Les détectives ne peuvent pas encore confirmer si M. De Kock a fait des aveux ou les a menés au corps.

Dave De Kock avait été condamné en février 2010 par le tribunal correctionnel de Turnhout à 10 ans de prison pour des faits de maltraitance envers un enfant ayant provoqué la mort d’un bambin de deux ans. « Il a purgé sa peine qui a pris fin en décembre 2018 », a précisé le parquet.

Le trentenaire sera maintenant vraisemblablement accusé de l’enlèvement et du meurtre de Dean Verberckmoes.
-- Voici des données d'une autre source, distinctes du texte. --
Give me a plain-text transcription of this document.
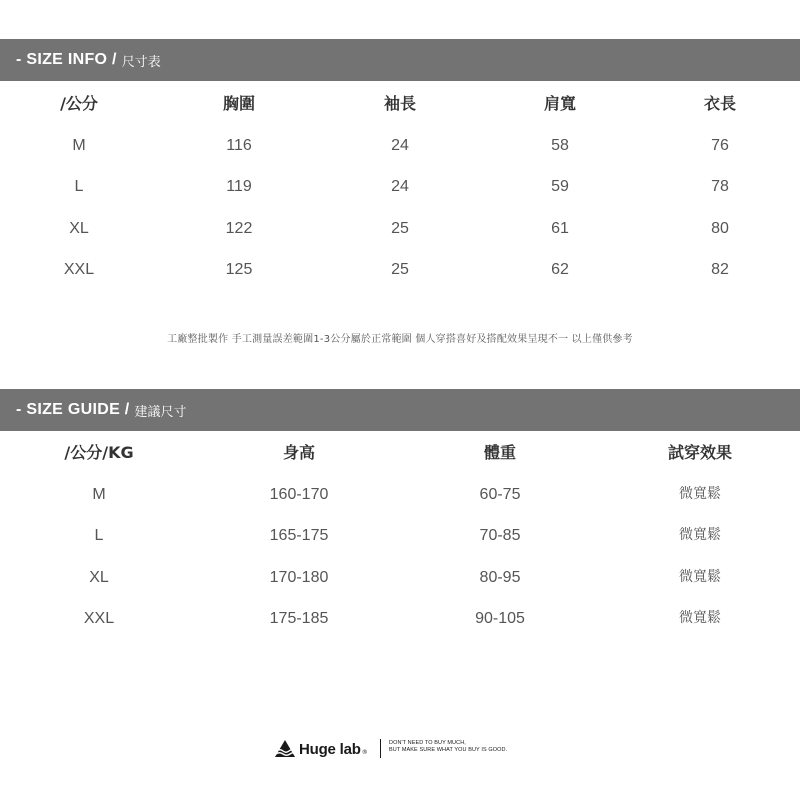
- SIZE INFO / 尺寸表
/公分	胸圍	袖長	肩寬	衣長
M	116	24	58	76
L	119	24	59	78
XL	122	25	61	80
XXL	125	25	62	82
工廠整批製作 手工測量誤差範圍1-3公分屬於正常範圍 個人穿搭喜好及搭配效果呈現不一 以上僅供參考
- SIZE GUIDE / 建議尺寸
/公分/KG	身高	體重	試穿效果
M	160-170	60-75	微寬鬆
L	165-175	70-85	微寬鬆
XL	170-180	80-95	微寬鬆
XXL	175-185	90-105	微寬鬆
Huge lab ®
DON'T NEED TO BUY MUCH,
BUT MAKE SURE WHAT YOU BUY IS GOOD.
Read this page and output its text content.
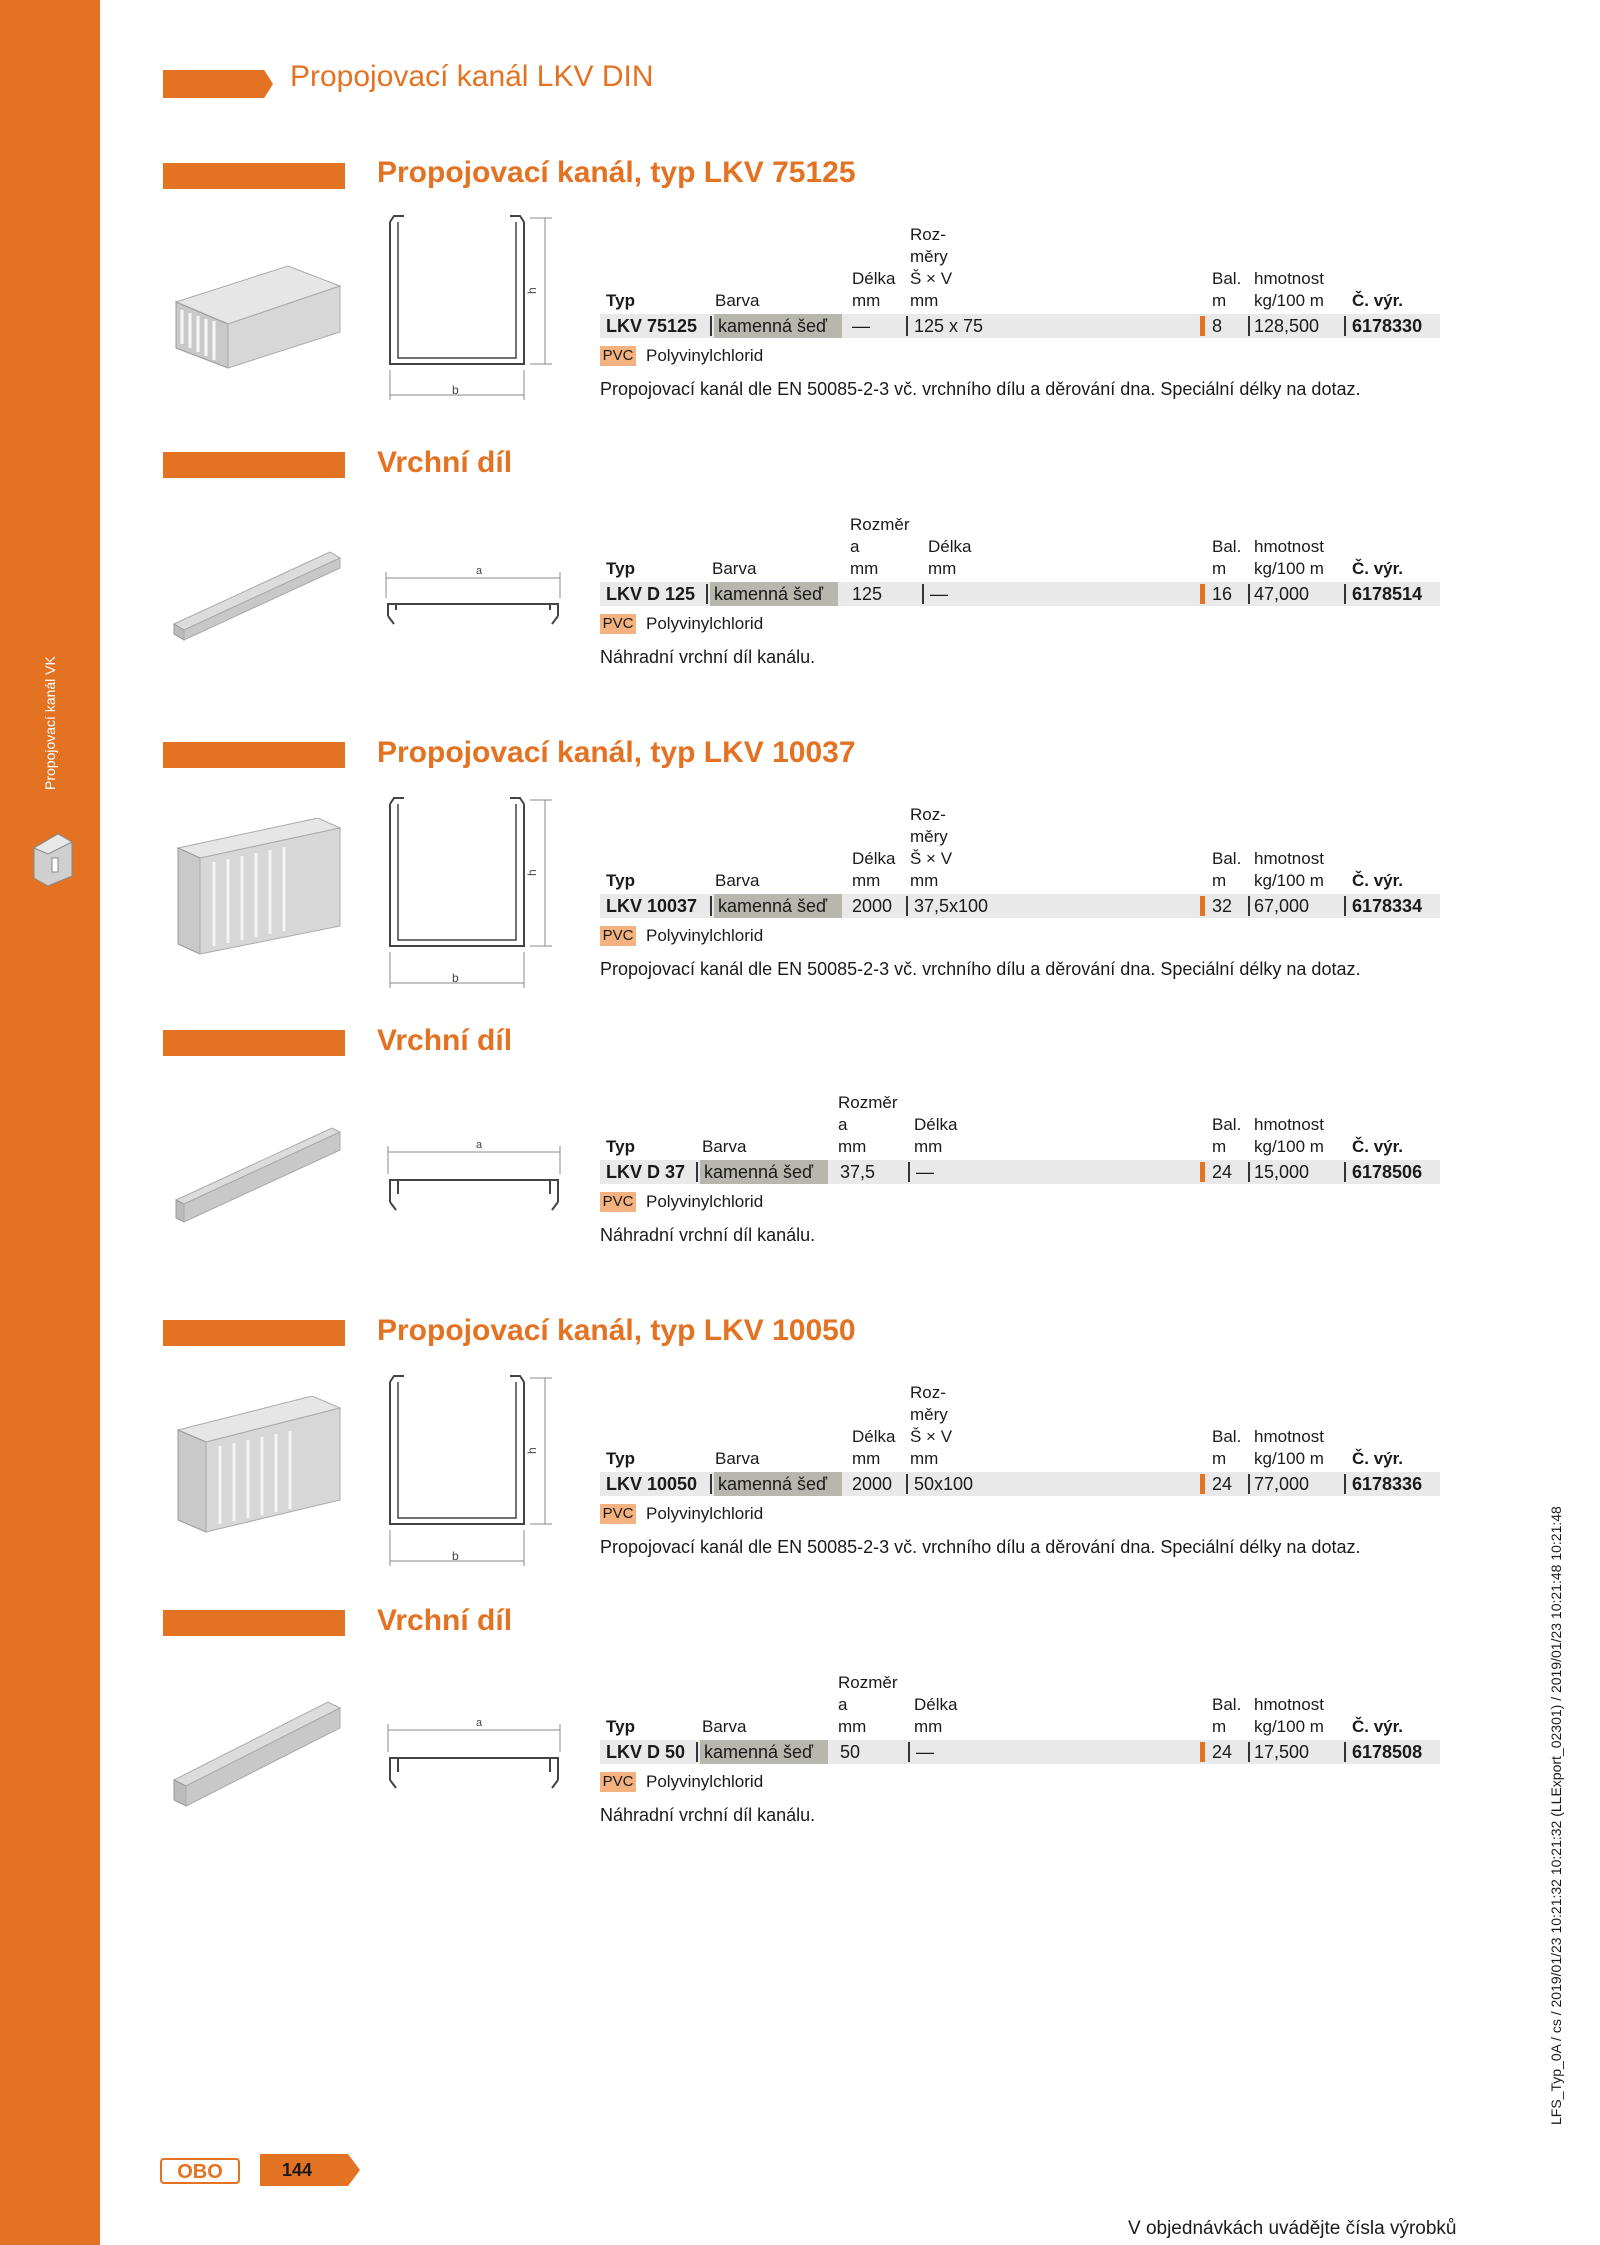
Propojovací kanál VK
Propojovací kanál LKV DIN
Propojovací kanál, typ LKV 75125
h
b
Roz-
měry
Délka Š × V	Bal. hmotnost
Typ	Barva	mm mm	m kg/100 m Č. výr.
LKV 75125 kamenná šeď	— 125 x 75	8 128,500 6178330
PVC Polyvinylchlorid
Propojovací kanál dle EN 50085-2-3 vč. vrchního dílu a děrování dna. Speciální délky na dotaz.
Vrchní díl
a
Rozměr
a	Délka	Bal. hmotnost
Typ	Barva	mm	mm	m kg/100 m Č. výr.
LKV D 125 kamenná šeď	125	—	16 47,000 6178514
PVC Polyvinylchlorid
Náhradní vrchní díl kanálu.
Propojovací kanál, typ LKV 10037
h
b
Roz-
měry
Délka Š × V	Bal. hmotnost
Typ	Barva	mm mm	m kg/100 m Č. výr.
LKV 10037 kamenná šeď	2000 37,5x100	32 67,000 6178334
PVC Polyvinylchlorid
Propojovací kanál dle EN 50085-2-3 vč. vrchního dílu a děrování dna. Speciální délky na dotaz.
Vrchní díl
a
Rozměr
a	Délka	Bal. hmotnost
Typ	Barva	mm	mm	m kg/100 m Č. výr.
LKV D 37 kamenná šeď	37,5 —	24 15,000 6178506
PVC Polyvinylchlorid
Náhradní vrchní díl kanálu.
Propojovací kanál, typ LKV 10050
h
b
Roz-
měry
Délka Š × V	Bal. hmotnost
Typ	Barva	mm mm	m kg/100 m Č. výr.
LKV 10050 kamenná šeď	2000 50x100	24 77,000 6178336
PVC Polyvinylchlorid
Propojovací kanál dle EN 50085-2-3 vč. vrchního dílu a děrování dna. Speciální délky na dotaz.
Vrchní díl
a
Rozměr
a	Délka	Bal. hmotnost
Typ	Barva	mm	mm	m kg/100 m Č. výr.
LKV D 50 kamenná šeď	50	—	24 17,500 6178508
PVC Polyvinylchlorid
Náhradní vrchní díl kanálu.
OBO	144
V objednávkách uvádějte čísla výrobků
LFS_Typ_0A / cs / 2019/01/23 10:21:32 10:21:32 (LLExport_02301) / 2019/01/23 10:21:48 10:21:48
Il sera à nouveau interrogé aux Pays-Bas et la justice belge demandera ensuite sa remise via un mandat d’arrêt européen.

Dave De Kock n’avait pu être placé en institution psychiatrique par manque de places

Dave De Kock avait fait l’objet lors de sa première détention en prison d’une demande de placement en institution psychiatrique, mais cela n’avait pu être concrétisé par manque de places, a indiqué mardi le ministre belge de la Justice, Vincent Van Quickenborne (Open Vld).

En 2010, l’intéressé avait déjà été condamné à une peine de prison de dix ans pour la mort en 2008 d’un petit garçon de 2 ans de Ravels, localité frontalière avec les Pays-Bas. De Kock a purgé l’intégralité de sa peine pour ces faits, si bien qu’après sa libération en 2018, plus aucune mesure judiciaire ne lui était imposable, a expliqué mardi matin le ministre sur les ondes de la VRT radio. Lors de son incarcération à la prison de Tilburg (Pays-Bas), il avait été demandé que De Kock soit placé en institution psychiatrique. « Mais il n’y avait à l’époque pas de places, avec pour conséquence que la justice a décidé de le déplacer vers une autre prison, celle de Ruiselede (en Belgique, ndlr), où il avait suivi un programme pour se défaire de son assuétude aux drogues ».

« Le grand problème dans notre pays, c’est que les cas psychiatriques à hauts risques, donc des personnes avec un très lourd passé judiciaire, sont bien souvent tout simplement privées de tout placement car leur casier judiciaire est trop lourd et qu’aucune place n’est prévue pour pareil cas. Nous avons depuis lors investi dans la construction de centres psychiatriques d’internement. Nous devrions aussi avoir des places dans des institutions psychiatriques hautement sécurisées pour des condamnés avec des profils lourds de ce type », a plaidé le ministre. À ses yeux, davantage de moyens devraient d’ailleurs être investis dans ces infrastructures, de même que dans les soins spécifiques pour ces personnes.